The outcome was a lot of “this would be cool” and “just don’t have the time”. Well, Matt made some time anyway, and he’s soft-released Collok.com to help you manage your OpenWorld schedule.
I say soft-launched because he has a list of features that aren’t done, and he says the code isn’t there yet. I beg to differ on the latter point; I entered my schedule into Collok yesterday and didn’t see any bugs. Collok supports csv import if you’ve built your schedule using the Schedule Builder.
Apparently employees are not eligible to use the Schedule Builder, so I entered my alerts by hand. Collok stores my schedule for the week and can send me reminders for each alert by SMS, Twitter and email. Pretty handy when you’re on the go, hoofing around the massive conference that is OpenWorld.
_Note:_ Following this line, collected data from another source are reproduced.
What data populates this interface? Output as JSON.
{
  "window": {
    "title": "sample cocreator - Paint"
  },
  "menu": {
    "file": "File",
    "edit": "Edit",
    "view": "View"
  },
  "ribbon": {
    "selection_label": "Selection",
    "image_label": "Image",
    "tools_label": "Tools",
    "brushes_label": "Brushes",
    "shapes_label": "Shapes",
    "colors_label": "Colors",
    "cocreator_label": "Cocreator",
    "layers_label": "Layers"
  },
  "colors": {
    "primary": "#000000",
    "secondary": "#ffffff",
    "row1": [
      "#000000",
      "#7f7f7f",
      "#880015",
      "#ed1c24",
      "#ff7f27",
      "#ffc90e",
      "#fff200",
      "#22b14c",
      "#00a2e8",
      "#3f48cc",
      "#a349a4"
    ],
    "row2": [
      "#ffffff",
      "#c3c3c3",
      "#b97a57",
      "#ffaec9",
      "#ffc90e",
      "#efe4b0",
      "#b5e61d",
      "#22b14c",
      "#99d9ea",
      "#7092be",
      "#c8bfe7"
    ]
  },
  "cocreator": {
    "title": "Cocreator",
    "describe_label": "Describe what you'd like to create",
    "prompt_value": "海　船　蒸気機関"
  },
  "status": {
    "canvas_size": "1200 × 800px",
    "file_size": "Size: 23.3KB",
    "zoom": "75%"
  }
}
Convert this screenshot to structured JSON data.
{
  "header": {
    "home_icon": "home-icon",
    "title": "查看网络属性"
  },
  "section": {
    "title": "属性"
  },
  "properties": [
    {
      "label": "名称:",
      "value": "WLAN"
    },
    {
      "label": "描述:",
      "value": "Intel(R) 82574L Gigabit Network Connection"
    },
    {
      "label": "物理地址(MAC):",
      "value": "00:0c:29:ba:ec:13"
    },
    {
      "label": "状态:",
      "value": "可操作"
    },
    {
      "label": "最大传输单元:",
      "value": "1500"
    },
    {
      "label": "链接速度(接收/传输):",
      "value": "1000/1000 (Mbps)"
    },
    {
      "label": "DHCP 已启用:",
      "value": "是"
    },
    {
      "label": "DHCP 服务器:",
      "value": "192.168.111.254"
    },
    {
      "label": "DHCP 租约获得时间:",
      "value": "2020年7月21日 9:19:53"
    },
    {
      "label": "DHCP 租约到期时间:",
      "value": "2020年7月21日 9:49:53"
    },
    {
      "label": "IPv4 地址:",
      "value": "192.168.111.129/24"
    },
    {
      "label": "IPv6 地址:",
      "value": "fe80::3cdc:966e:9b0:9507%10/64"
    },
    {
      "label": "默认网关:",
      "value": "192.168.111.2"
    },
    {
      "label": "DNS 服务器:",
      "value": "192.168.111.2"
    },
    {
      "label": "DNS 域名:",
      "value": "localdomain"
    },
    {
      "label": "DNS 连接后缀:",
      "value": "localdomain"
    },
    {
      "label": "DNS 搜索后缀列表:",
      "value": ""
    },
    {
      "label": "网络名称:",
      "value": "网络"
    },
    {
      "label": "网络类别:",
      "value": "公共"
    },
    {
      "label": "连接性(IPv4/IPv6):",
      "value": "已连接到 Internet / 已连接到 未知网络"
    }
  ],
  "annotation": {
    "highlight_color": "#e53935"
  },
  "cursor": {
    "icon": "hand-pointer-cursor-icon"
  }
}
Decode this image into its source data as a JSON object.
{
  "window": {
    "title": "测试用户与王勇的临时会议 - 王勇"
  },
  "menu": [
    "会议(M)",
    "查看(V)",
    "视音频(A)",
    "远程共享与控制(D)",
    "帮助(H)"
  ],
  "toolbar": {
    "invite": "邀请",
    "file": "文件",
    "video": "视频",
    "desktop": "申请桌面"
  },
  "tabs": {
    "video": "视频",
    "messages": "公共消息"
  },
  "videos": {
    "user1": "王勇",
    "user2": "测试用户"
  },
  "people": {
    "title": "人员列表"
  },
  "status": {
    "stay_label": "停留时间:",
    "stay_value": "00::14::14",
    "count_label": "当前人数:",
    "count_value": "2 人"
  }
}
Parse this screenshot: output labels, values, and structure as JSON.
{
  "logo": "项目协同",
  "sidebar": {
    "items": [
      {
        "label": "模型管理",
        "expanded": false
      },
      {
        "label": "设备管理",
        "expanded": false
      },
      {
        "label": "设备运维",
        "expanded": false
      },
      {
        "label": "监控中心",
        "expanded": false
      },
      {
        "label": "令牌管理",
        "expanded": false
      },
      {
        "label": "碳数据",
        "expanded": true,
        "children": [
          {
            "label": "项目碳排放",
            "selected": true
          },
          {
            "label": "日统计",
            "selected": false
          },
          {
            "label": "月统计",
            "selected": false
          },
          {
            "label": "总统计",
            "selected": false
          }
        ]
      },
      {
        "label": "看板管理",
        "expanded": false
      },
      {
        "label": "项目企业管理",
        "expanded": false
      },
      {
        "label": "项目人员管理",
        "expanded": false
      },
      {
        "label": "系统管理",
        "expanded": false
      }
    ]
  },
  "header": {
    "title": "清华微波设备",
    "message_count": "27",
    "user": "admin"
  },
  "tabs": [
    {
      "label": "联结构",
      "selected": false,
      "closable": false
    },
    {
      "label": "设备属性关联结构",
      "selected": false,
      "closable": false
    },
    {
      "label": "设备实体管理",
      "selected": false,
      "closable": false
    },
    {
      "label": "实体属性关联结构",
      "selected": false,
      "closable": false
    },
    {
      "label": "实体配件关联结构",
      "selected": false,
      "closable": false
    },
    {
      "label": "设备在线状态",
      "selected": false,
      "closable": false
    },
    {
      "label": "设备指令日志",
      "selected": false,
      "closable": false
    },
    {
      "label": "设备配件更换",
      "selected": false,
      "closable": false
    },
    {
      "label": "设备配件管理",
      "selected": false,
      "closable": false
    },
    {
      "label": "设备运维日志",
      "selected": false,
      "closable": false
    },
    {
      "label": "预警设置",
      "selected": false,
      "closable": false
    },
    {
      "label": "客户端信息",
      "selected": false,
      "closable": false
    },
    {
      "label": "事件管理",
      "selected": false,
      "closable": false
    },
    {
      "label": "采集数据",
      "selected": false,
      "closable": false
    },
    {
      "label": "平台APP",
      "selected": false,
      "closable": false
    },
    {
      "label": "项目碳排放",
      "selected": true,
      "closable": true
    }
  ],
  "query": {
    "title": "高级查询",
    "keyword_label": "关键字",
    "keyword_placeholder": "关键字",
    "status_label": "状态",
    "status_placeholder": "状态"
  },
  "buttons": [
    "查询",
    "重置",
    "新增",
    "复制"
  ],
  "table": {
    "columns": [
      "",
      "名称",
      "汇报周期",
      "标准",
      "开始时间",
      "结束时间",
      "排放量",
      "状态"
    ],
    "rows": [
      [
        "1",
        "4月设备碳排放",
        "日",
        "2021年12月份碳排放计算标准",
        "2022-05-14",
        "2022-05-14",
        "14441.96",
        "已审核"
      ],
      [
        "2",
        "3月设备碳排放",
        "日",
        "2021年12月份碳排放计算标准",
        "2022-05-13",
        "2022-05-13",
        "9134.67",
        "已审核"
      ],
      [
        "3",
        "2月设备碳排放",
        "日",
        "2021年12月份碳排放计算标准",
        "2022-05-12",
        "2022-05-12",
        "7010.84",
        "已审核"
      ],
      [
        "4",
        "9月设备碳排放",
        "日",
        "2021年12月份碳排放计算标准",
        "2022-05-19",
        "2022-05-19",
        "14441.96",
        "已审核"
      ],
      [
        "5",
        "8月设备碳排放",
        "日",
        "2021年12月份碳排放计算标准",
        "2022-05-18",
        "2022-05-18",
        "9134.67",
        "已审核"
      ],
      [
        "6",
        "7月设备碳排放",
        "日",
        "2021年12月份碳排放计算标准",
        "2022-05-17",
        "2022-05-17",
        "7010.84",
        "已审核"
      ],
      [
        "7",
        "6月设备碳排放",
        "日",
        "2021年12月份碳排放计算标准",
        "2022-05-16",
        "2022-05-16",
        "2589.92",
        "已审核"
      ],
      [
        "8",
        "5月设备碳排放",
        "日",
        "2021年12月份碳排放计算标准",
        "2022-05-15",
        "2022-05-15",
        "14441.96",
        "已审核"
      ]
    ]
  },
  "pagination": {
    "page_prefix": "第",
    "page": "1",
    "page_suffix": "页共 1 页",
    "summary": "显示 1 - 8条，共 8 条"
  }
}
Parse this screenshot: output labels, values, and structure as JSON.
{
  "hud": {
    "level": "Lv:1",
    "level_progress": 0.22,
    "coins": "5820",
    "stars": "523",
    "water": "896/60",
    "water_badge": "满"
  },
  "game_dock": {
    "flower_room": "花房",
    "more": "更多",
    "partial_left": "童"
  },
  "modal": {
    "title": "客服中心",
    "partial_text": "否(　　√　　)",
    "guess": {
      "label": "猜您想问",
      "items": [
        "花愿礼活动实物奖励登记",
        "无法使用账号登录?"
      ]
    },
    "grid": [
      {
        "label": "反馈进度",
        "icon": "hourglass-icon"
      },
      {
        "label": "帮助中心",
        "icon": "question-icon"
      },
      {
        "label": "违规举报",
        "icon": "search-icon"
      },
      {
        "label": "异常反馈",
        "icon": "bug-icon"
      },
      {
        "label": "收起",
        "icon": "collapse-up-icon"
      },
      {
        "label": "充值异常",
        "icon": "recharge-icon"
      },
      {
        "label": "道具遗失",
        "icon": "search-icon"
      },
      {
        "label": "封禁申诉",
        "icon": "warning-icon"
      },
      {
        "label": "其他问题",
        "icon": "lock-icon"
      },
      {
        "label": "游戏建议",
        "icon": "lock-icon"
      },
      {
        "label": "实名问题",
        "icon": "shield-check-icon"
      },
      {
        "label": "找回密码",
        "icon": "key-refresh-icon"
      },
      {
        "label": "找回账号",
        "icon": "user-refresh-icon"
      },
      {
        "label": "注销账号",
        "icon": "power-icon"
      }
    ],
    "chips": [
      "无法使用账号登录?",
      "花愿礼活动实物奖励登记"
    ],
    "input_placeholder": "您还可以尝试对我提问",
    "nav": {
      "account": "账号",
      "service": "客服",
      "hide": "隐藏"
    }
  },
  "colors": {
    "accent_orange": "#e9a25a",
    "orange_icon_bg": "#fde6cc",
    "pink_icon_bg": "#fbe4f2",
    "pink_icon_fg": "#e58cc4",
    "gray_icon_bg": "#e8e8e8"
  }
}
Collok is tightly focused on your schedule, at least for OpenWorld. Matt has a list of plans to make it more social, but he has a day job. Here’s his list of features to build:
- Sessions organized into tracks
- Presenters can claim their sessions
- People can say they are attending the session
- A twitter like stream for each session
- People can “check in” to a session via twitter DM and then anything they dm collok for the length of the session automatically gets added to the session’s timeline
- An air app that displays all the incoming msgs on the presenters screen during the session
- Brightkite and FireEagle to push/pull current location
- Create your own sessions / event i.e. unconference and after parties (private and public)
- A map of the events and after parties
- A map of the attendees and their current locations
I like the narrow execution, versus a big splat with a bunch of features that aren’t fully baked yet. If Matt can excute his list of enhancements, Collok will be a powerful social tool for conferences by the time next year’s season begins.
So, if you’re attending OpenWorld, test out Collok as your personal conference assistant. Be gentle though, it’s pre-beta now, and Matt has a duties at OpenWorld to handle too. Of course, if you like it, find him at the conference and pat him on the back.
Maybe he’ll tell you what the significance of the name is. I’d like to know.